Baca berita tanpa iklan. Gabung Kompas.com+
Suprianto Haseng
Karyawan Swasta

Penyuluh Antikorupsi Sertifikasi | edukasi dan advokasi antikorupsi. Berkomitmen untuk meningkatkan kesadaran publik tentang pentingnya integritas dan transparansi di berbagai sektor

"Bayar Bayar Bayar": Suara yang Dibungkam, Masih Adakah Ruang Berekspresi?

Kompas.com - 21/02/2025, 13:32 WIB
Anda bisa menjadi kolumnis !
Kriteria (salah satu): akademisi, pekerja profesional atau praktisi di bidangnya, pengamat atau pemerhati isu-isu strategis, ahli/pakar di bidang tertentu, budayawan/seniman, aktivis organisasi nonpemerintah, tokoh masyarakat, pekerja di institusi pemerintah maupun swasta, mahasiswa S2 dan S3. Cara daftar baca di sini

…apalah artinya renda-renda kesenian, bila terpisah dari derita lingkungan.”

PERNYATAAN ini merupakan penggalan sajak Sebatang Lisong karya WS Rendra, yang menggambarkan bahwa seni dan pegiat seni tidak dapat dipisahkan dari kegelisahan dan rasa peduli terhadap masyarakat.
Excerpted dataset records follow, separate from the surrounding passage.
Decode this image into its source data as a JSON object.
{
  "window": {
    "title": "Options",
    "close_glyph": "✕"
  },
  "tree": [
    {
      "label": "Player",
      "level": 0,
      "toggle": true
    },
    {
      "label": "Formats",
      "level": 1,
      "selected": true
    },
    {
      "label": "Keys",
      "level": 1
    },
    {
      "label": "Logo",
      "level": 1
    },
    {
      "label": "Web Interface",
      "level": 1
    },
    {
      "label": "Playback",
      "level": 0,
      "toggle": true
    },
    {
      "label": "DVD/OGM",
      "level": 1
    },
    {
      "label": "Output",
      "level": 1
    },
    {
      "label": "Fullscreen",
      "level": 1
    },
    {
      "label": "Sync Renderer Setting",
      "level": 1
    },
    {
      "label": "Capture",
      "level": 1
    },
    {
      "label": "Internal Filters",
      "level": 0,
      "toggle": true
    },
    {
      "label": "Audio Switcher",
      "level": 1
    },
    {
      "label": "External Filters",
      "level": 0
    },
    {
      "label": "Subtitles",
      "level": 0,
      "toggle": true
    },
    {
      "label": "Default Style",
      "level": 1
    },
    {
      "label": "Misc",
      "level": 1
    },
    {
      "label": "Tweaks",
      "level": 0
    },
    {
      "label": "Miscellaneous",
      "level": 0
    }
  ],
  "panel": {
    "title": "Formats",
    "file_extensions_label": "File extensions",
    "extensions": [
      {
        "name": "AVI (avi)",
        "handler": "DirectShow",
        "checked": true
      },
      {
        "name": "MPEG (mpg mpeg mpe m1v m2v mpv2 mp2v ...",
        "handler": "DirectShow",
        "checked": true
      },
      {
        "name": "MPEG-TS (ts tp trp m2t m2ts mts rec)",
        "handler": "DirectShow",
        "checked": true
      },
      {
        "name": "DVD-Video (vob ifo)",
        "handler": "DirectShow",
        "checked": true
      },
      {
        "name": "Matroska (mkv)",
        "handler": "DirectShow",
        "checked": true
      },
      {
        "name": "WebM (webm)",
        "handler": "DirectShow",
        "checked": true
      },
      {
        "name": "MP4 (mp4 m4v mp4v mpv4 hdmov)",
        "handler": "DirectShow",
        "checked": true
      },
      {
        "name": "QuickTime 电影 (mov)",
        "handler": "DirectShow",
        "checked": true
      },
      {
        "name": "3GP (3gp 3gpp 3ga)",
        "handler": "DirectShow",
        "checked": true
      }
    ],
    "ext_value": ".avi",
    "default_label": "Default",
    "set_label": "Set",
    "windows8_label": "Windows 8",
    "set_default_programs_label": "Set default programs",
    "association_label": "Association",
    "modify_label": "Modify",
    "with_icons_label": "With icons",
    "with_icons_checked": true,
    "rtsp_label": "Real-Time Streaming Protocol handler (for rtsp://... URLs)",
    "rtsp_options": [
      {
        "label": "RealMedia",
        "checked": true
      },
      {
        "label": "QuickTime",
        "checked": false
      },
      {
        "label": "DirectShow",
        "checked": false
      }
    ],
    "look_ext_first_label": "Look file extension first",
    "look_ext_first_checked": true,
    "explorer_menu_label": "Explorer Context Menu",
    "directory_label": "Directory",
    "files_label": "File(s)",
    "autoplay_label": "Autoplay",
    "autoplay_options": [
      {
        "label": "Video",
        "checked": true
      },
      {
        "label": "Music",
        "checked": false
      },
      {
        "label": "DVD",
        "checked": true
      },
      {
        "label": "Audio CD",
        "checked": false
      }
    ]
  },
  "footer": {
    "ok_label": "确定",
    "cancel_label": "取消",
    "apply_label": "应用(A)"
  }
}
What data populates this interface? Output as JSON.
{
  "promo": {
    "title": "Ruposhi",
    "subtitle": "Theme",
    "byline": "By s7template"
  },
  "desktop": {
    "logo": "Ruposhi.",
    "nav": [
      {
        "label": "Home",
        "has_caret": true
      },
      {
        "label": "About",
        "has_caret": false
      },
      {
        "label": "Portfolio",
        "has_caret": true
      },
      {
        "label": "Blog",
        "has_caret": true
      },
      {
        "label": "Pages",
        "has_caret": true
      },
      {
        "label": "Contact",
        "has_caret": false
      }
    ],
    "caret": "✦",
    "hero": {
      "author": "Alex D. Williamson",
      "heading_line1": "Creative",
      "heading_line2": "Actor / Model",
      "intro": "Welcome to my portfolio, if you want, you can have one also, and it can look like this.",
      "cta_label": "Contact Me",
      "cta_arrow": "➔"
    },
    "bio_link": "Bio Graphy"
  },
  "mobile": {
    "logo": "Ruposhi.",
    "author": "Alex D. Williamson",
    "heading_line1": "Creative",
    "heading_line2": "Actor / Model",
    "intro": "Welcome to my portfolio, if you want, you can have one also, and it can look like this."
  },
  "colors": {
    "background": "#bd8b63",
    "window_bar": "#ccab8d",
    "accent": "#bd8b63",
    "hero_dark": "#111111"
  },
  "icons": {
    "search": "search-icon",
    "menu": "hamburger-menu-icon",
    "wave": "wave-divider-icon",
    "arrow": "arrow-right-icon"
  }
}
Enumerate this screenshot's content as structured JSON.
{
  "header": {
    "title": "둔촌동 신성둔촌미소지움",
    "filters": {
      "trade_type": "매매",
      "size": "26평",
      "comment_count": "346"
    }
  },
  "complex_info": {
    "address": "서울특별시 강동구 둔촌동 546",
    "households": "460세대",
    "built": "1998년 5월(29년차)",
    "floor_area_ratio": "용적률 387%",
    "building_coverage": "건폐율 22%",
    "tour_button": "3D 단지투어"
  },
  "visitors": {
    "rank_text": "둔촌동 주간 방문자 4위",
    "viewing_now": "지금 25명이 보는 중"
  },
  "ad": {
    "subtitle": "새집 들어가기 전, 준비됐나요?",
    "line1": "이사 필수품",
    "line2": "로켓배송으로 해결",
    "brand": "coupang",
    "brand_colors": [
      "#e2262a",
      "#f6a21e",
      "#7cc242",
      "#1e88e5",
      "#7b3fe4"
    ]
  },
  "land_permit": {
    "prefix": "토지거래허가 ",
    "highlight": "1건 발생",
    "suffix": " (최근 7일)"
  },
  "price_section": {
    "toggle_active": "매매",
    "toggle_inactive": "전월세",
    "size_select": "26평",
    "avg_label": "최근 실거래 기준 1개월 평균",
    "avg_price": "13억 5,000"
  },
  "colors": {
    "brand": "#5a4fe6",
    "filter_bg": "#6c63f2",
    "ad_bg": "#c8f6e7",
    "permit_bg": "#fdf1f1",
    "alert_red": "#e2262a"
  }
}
Seni seharusnya menjadi cerminan realitas, merespons tantangan dan ketidakadilan di sekitar kita.

Sejarah dunia mencatat banyak momen di mana seni berfungsi sebagai alat protes dan penggerak perubahan.

Pegiat seni memantulkan kondisi kehidupan di sekitarnya, mengubahnya menjadi ekspresi kreatif yang mampu menggugah kesadaran dan semangat orang lain.

Dalam konteks ini, Grup Band Sukatani menjadi contoh nyata dari kekuatan seni sebagai medium kritik sosial.

Namun, muncul pertanyaan mendasar, masih adakah ruang untuk berekspresi di negeri yang katanya demokrasi ini?

Baca juga: Minta Maaf ke Polri, Band Sukatani Tarik Lagu “Bayar Bayar Bayar”

Di tengah dinamika sosial yang terus berkembang dan meningkatnya tindakan intimidasi terhadap seniman, hak untuk berekspresi menjadi terancam.

Kita pahami bahwa karya seni tidak hanya berfungsi sebagai hiburan, ia mencerminkan realitas yang dihadapi masyarakat.

Melalui karya-karya mereka, seniman sering kali mencerminkan kegelisahan, harapan, dan perjuangan komunitasnya.

Namun, ketika suara-suara ini dibungkam melalui ancaman atau tekanan sosial, hak untuk berbicara menjadi terancam.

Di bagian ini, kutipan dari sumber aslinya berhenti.